There is no question that a profoundly corrupt, shortsighted and frankly incompetent state apparatus is responsible to a large extent for Egypt’s failure to preserve and showcase its modern heritage. As has become apparent with the scandals surrounding the Alexandria Library, this was a state apparatus whose very structure and operation was dictated by a need to cater to the whims of the powerful. Perhaps even more sadly, though, this was a state apparatus that often placed a greater premium on Western visions of the Egyptian past than on Egyptian visions.
Much as one can and should blame the state for its multiple failures, the state is not the whole story here. Of course, since the January 25 revolution, Egyptians have remained much preoccupied with the future. But must this preoccupation with the future come at the expense of disengagement with the past? How indeed might a serious, sustained engagement with that past — for instance, with revolutions in Egyptian history — help the country emerge from the current morass? As a historian bearing witness to the January 25 revolution, I was dumbfounded by how seldom Egyptian intellectuals drew upon the great reservoir of modern Egyptian history to inform debates about such varied matters as institution-building, the constitution and social justice.
It would hardly be far off the mark to say that one of Egypt’s greatest resources is its history — and yet, this is a resource to which almost no resort is made, except to attract Western tourists, or to serve as the backdrop for this or that musalsal (television series). I am heartened by the popular revulsion at the looting of the Mallawy Museum and various archaeological sites, as well as by the popular efforts to rescue endangered architectural landmarks in Alexandria and elsewhere. These popular initiatives hint at what Egyptian history needs most at this juncture — the overthrow of the sort of paternalism as the revolutionaries of January 25 sought.

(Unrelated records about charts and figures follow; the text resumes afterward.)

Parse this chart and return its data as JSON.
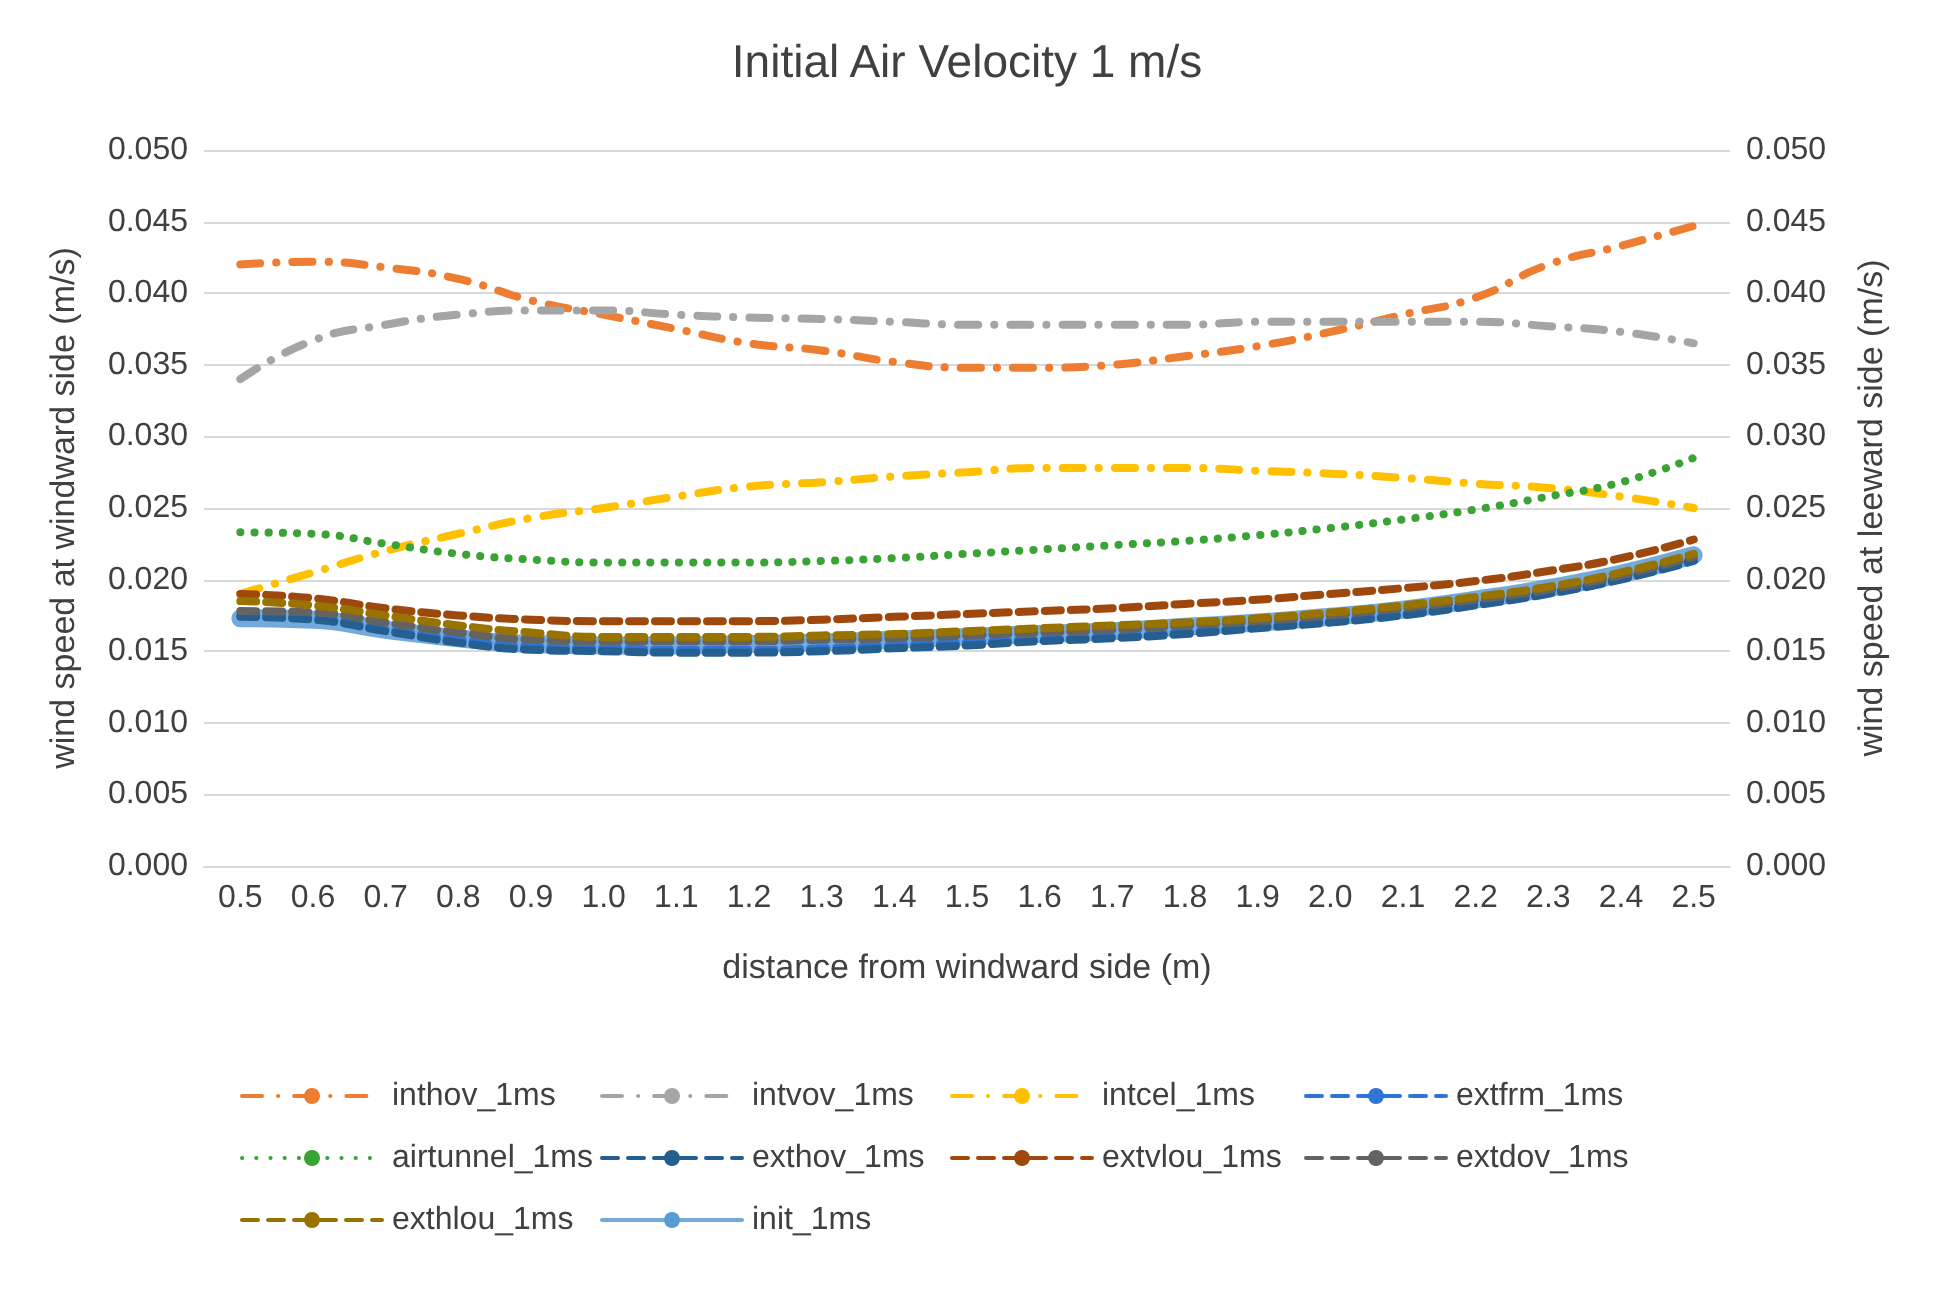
{
  "chart_data": {
    "type": "line",
    "title": "Initial Air Velocity 1 m/s",
    "xlabel": "distance from windward side (m)",
    "ylabel": "wind speed at windward side (m/s)",
    "y2label": "wind speed at leeward side (m/s)",
    "categories": [
      "0.5",
      "0.6",
      "0.7",
      "0.8",
      "0.9",
      "1.0",
      "1.1",
      "1.2",
      "1.3",
      "1.4",
      "1.5",
      "1.6",
      "1.7",
      "1.8",
      "1.9",
      "2.0",
      "2.1",
      "2.2",
      "2.3",
      "2.4",
      "2.5"
    ],
    "ylim": [
      0,
      0.05
    ],
    "yticks": [
      {
        "value": 0,
        "label": "0.000"
      },
      {
        "value": 0.005,
        "label": "0.005"
      },
      {
        "value": 0.01,
        "label": "0.010"
      },
      {
        "value": 0.015,
        "label": "0.015"
      },
      {
        "value": 0.02,
        "label": "0.020"
      },
      {
        "value": 0.025,
        "label": "0.025"
      },
      {
        "value": 0.03,
        "label": "0.030"
      },
      {
        "value": 0.035,
        "label": "0.035"
      },
      {
        "value": 0.04,
        "label": "0.040"
      },
      {
        "value": 0.045,
        "label": "0.045"
      },
      {
        "value": 0.05,
        "label": "0.050"
      }
    ],
    "y2lim": [
      0,
      0.05
    ],
    "y2ticks": [
      {
        "value": 0,
        "label": "0.000"
      },
      {
        "value": 0.005,
        "label": "0.005"
      },
      {
        "value": 0.01,
        "label": "0.010"
      },
      {
        "value": 0.015,
        "label": "0.015"
      },
      {
        "value": 0.02,
        "label": "0.020"
      },
      {
        "value": 0.025,
        "label": "0.025"
      },
      {
        "value": 0.03,
        "label": "0.030"
      },
      {
        "value": 0.035,
        "label": "0.035"
      },
      {
        "value": 0.04,
        "label": "0.040"
      },
      {
        "value": 0.045,
        "label": "0.045"
      },
      {
        "value": 0.05,
        "label": "0.050"
      }
    ],
    "grid": "y",
    "legend": "bottom",
    "marker": "none",
    "series": [
      {
        "name": "inthov_1ms",
        "color": "#ed7d31",
        "line_style": "dashdot",
        "values": [
          0.042,
          0.0422,
          0.0418,
          0.041,
          0.0395,
          0.0385,
          0.0375,
          0.0365,
          0.036,
          0.0352,
          0.0348,
          0.0348,
          0.035,
          0.0356,
          0.0363,
          0.0373,
          0.0385,
          0.0397,
          0.042,
          0.0433,
          0.0447
        ]
      },
      {
        "name": "intvov_1ms",
        "color": "#a5a5a5",
        "line_style": "dashdot",
        "values": [
          0.034,
          0.0367,
          0.0378,
          0.0385,
          0.0388,
          0.0388,
          0.0385,
          0.0383,
          0.0382,
          0.038,
          0.0378,
          0.0378,
          0.0378,
          0.0378,
          0.038,
          0.038,
          0.038,
          0.038,
          0.0377,
          0.0373,
          0.0365
        ]
      },
      {
        "name": "intcel_1ms",
        "color": "#ffc000",
        "line_style": "dashdot",
        "values": [
          0.019,
          0.0205,
          0.022,
          0.0232,
          0.0243,
          0.025,
          0.0258,
          0.0265,
          0.0268,
          0.0272,
          0.0275,
          0.0278,
          0.0278,
          0.0278,
          0.0276,
          0.0274,
          0.0271,
          0.0267,
          0.0264,
          0.0258,
          0.025
        ]
      },
      {
        "name": "extfrm_1ms",
        "color": "#2f75d6",
        "line_style": "dashed",
        "values": [
          0.0175,
          0.0173,
          0.0165,
          0.0158,
          0.0153,
          0.0152,
          0.0151,
          0.0151,
          0.0152,
          0.0154,
          0.0156,
          0.0158,
          0.016,
          0.0163,
          0.0167,
          0.0171,
          0.0176,
          0.0183,
          0.0191,
          0.0201,
          0.0214
        ]
      },
      {
        "name": "airtunnel_1ms",
        "color": "#3aa335",
        "line_style": "dotted",
        "values": [
          0.0233,
          0.0232,
          0.0225,
          0.0218,
          0.0214,
          0.0212,
          0.0212,
          0.0212,
          0.0213,
          0.0215,
          0.0218,
          0.0221,
          0.0224,
          0.0227,
          0.0231,
          0.0236,
          0.0242,
          0.0249,
          0.0258,
          0.0268,
          0.0285
        ]
      },
      {
        "name": "exthov_1ms",
        "color": "#255e91",
        "line_style": "dashed",
        "values": [
          0.0174,
          0.0172,
          0.0164,
          0.0156,
          0.0151,
          0.015,
          0.0149,
          0.0149,
          0.015,
          0.0152,
          0.0154,
          0.0157,
          0.0159,
          0.0162,
          0.0166,
          0.017,
          0.0175,
          0.0182,
          0.019,
          0.02,
          0.0213
        ]
      },
      {
        "name": "extvlou_1ms",
        "color": "#9e480e",
        "line_style": "dashed",
        "values": [
          0.019,
          0.0187,
          0.018,
          0.0175,
          0.0172,
          0.0171,
          0.0171,
          0.0171,
          0.0172,
          0.0174,
          0.0176,
          0.0178,
          0.018,
          0.0183,
          0.0186,
          0.019,
          0.0194,
          0.0199,
          0.0206,
          0.0215,
          0.0228
        ]
      },
      {
        "name": "extdov_1ms",
        "color": "#636363",
        "line_style": "dashed",
        "values": [
          0.0178,
          0.0177,
          0.017,
          0.0163,
          0.0158,
          0.0157,
          0.0157,
          0.0157,
          0.0158,
          0.0159,
          0.0161,
          0.0163,
          0.0165,
          0.0168,
          0.0171,
          0.0175,
          0.018,
          0.0186,
          0.0193,
          0.0203,
          0.0216
        ]
      },
      {
        "name": "exthlou_1ms",
        "color": "#997300",
        "line_style": "dashed",
        "values": [
          0.0185,
          0.0182,
          0.0175,
          0.0168,
          0.0163,
          0.016,
          0.016,
          0.016,
          0.0161,
          0.0162,
          0.0164,
          0.0166,
          0.0168,
          0.017,
          0.0173,
          0.0177,
          0.0182,
          0.0188,
          0.0195,
          0.0205,
          0.0218
        ]
      },
      {
        "name": "init_1ms",
        "color": "#5b9bd5",
        "line_style": "solid",
        "values": [
          0.0173,
          0.0172,
          0.0165,
          0.0159,
          0.0155,
          0.0154,
          0.0154,
          0.0155,
          0.0156,
          0.0158,
          0.016,
          0.0162,
          0.0164,
          0.0167,
          0.017,
          0.0174,
          0.0179,
          0.0186,
          0.0194,
          0.0204,
          0.0217
        ]
      }
    ]
  }
}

Can one in good conscience call the Mahmoud Khalil Museum — attracting perhaps a dozen foreign visitors each day — a museum? Perhaps only in the most dismal sense of the term: as a place to warehouse dusty relics with which one has no connection. Egypt has the raw materials for literally dozens of museums, which could rank with the very best the world over — places where Egyptians could explore the genealogy of their everyday lives. But this time will only come when the museum is refigured as a place for all Egyptians.
Perhaps, by that time, I will have had a chance to visit the Taha Hussein Museum, once and for all.